Today is World Water Day, an occasion for us to reflect on how
we exploit and treat our most important resource.
Fresh water resources such as rivers and lakes are deteriorating
worldwide. Many rivers have dried up, and water volumes of major
rivers have decreased dramatically in the past few decades,
according to a report by the United Nations.
There is the saying that all water flows into the ocean. The sad
fact now is that many rivers cannot flow into the ocean as they did
before, as the volume of water has so drastically decreased.
The Yellow River, China's second longest, stopped flowing into
the ocean from early 1970s to late 1990s.
Statistics show that the number of fresh Arctic lakes decreased
from 10,008 to 9,712 from 1973 to 1998. In China alone, nearly
1,000 inland lakes dried up in the past five decades.
What we humans have done to these rivers and lakes has
contributed greatly to this deteriorating situation.
The facts suggest that we do not really know how to exploit
water resources.
Human existence and development is closely related to water.

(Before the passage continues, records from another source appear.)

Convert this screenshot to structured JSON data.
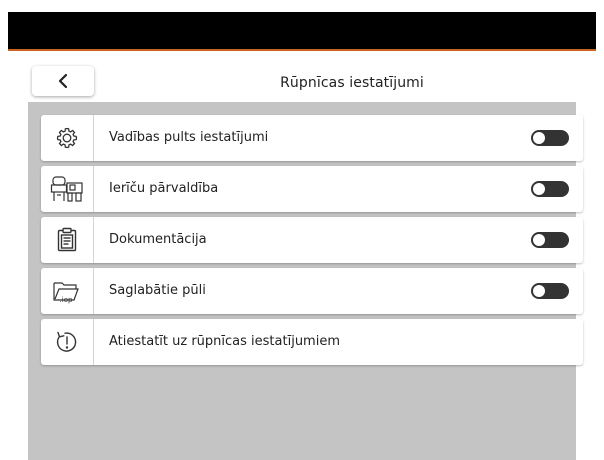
{
  "header": {
    "title": "Rūpnīcas iestatījumi",
    "back_icon": "chevron-left-icon"
  },
  "items": [
    {
      "label": "Vadības pults iestatījumi",
      "icon": "gear-icon",
      "has_toggle": true,
      "toggle_on": false
    },
    {
      "label": "Ierīču pārvaldība",
      "icon": "tractor-implement-icon",
      "has_toggle": true,
      "toggle_on": false
    },
    {
      "label": "Dokumentācija",
      "icon": "clipboard-icon",
      "has_toggle": true,
      "toggle_on": false
    },
    {
      "label": "Saglabātie pūli",
      "icon": "folder-iop-icon",
      "icon_text": ".iop",
      "has_toggle": true,
      "toggle_on": false
    },
    {
      "label": "Atiestatīt uz rūpnīcas iestatījumiem",
      "icon": "reset-icon",
      "has_toggle": false
    }
  ],
  "colors": {
    "accent": "#c8641e",
    "panel": "#c4c4c4",
    "toggle": "#333333"
  }
}
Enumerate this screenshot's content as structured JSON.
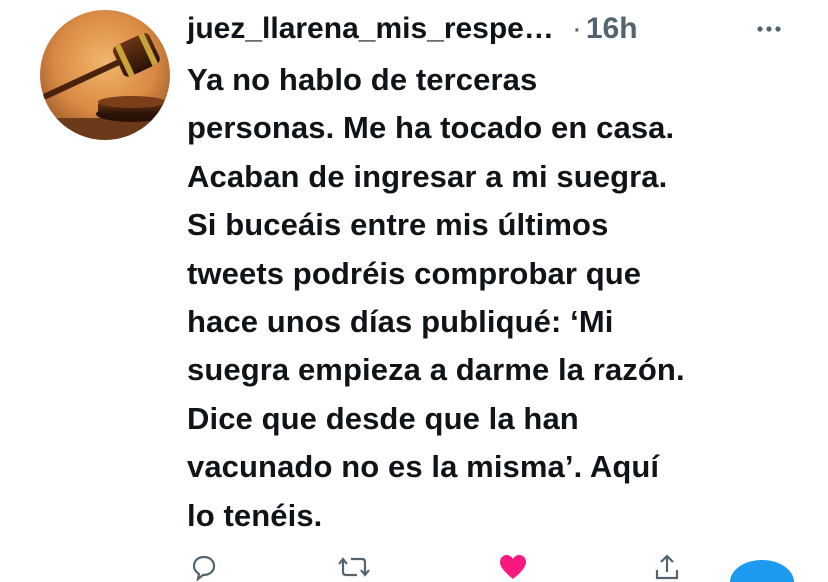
{
  "tweet": {
    "username": "juez_llarena_mis_respe…",
    "separator": "·",
    "time": "16h",
    "body_lines": [
      "Ya no hablo de terceras",
      "personas. Me ha tocado en casa.",
      "Acaban de ingresar a mi suegra.",
      "Si buceáis entre mis últimos",
      "tweets podréis comprobar que",
      "hace unos días publiqué: ‘Mi",
      "suegra empieza a darme la razón.",
      "Dice que desde que la han",
      "vacunado no es la misma’. Aquí",
      "lo tenéis."
    ]
  },
  "actions": {
    "reply_icon": "reply-icon",
    "retweet_icon": "retweet-icon",
    "like_icon": "heart-icon",
    "share_icon": "share-icon"
  },
  "colors": {
    "text": "#0f1419",
    "muted": "#536471",
    "like": "#f91880",
    "accent": "#1d9bf0"
  }
}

Back in ancient times, our ancestors established their settlements
by rivers or lakes and built cities or castles by waters.
Some civilizations declined or became extinct simply because the
lakes or rivers they relied on dried up.
We used to believe that we could change waterways for our
immediate benefits, we could build dams to block water for our use
and we could treat water in whatever way that we thought would
bring us immediate benefits.
We have been quite cavalier towards nature, believing that we
can tame it as we can a domestic animal.
Today desert has conquered or is encroaching on areas that used
to be inland lakes or rivers, the biological environment is
becoming worse in most delta areas because of less fresh water
flowing into the ocean, and degradation of wetland owing to a lack
of fresh water from rivers has affected the climate in a negative
way.
We humans are constantly caught in a dilemma between development
and protection of resources.
Some believe that development should always come first, arguing
that nothing could be as important as the survival of man.
However, we must take a more long-term view.
UN experts warned that 2.7 billion people face a critical
shortage of drinkable water by 2025. It is high time we exercise
more caution in the way we exploit water resources, and develop
more effective measures to protect our rivers and lakes.
A population of 6.5 billion exerts heavy pressure on the
environment and resources, and the pressure will be even heavier in
the coming two decades.
A proverb says we will never know the worth of water until the
well is dry.
We hope the reality is not as cruel as it describes, and all of
us get to know the worth of water before the well is dry.